Once ligand binding to EmrR was determined to be specific, additional ligand binding experiments were conducted with the IMAC-purified protein (Table 1). The concentration of binding sites (n[E]_t, i.e., n, the number of binding sites per monomer, multiplied by the total amount of specific protein [E]_t) can be calculated from the above formula or by examination of the x axis intercept. Binding parameters for EmrR in crude extract and isolated form were very similar. In crude extracts of 1 mg of total protein/ml, with an estimated [E]_t of 5.8 μM, the n[E]_t values were 18.6 μM for CCCP, 17.3 μM for FCCP, and 6.8 μM for DNP. These data do not take into account nonspecific binding, although for DNP, which shows essentially no nonspecific binding, they indicate one binding site per monomer. In a 1-mg/ml solution of IMAC-purified protein (estimated [E]_t = 50 μM), n[E]_t = 43 μM for CCCP. This would suggest approximately one binding site per monomer of EmrR. Similar data were obtained for FCCP, n[E]_t = 43 μM, and for DNP, n[E]_t = 41 μM, i.e., one binding site per monomer. This comparison between the behavior of EmrR in crude extract and in purified form suggests that the protein does not require cofactor(s) for ligand binding.

TABLE 1.

Ligand binding properties of purified EmrR^a

Ligand	KS (μM)	No. of sites/monomer
CCCP	2.0	0.88
FCCP	3.0	0.82
DNP	15.0	0.81

^aScatchard plots were generated from measurements performed as described in the legend for Fig. 2, and calculations were performed as described in the text. 

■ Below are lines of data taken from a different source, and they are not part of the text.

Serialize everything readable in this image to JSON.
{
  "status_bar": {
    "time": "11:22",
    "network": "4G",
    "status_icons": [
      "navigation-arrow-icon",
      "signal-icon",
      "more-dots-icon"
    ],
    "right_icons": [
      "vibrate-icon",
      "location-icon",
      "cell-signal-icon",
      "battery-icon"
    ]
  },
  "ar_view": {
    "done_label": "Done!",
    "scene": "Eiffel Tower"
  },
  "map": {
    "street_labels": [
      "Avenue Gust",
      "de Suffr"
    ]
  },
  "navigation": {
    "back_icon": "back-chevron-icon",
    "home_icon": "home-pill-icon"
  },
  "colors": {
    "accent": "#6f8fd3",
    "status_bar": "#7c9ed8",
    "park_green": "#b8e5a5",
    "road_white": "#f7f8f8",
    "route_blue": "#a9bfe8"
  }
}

Our data indicate that CCCP, FCCP, and DNP all bind to EmrR specifically and with micromolar affinities. It appears that one ligand binds per EmrR monomer. A homologous MarR repressor binds salicylate and controls the expression of a global regulator, MarA, in E. coli (14–16, 19). The helix-turn-helix motif of the MarR family regulators is well defined and is located at the center of the protein (2), suggesting that ligand binding is localized to the C- and/or N-terminal domain. We have expressed and purified the C-terminal domain (amino acids 77 to 173) and found that it has no ligand binding activity. The N-terminal domain (amino acids 1 to 88) formed an insoluble protein, suggesting that work toward crystallization and understanding the mechanism of ligand binding will have to be performed with the full-length dimeric protein. In collaboration with G. Petsko’s group, we recently obtained crystals of EmrR (1a), and future structural work should reveal the basis of drug recognition by this interesting multidrug sensor.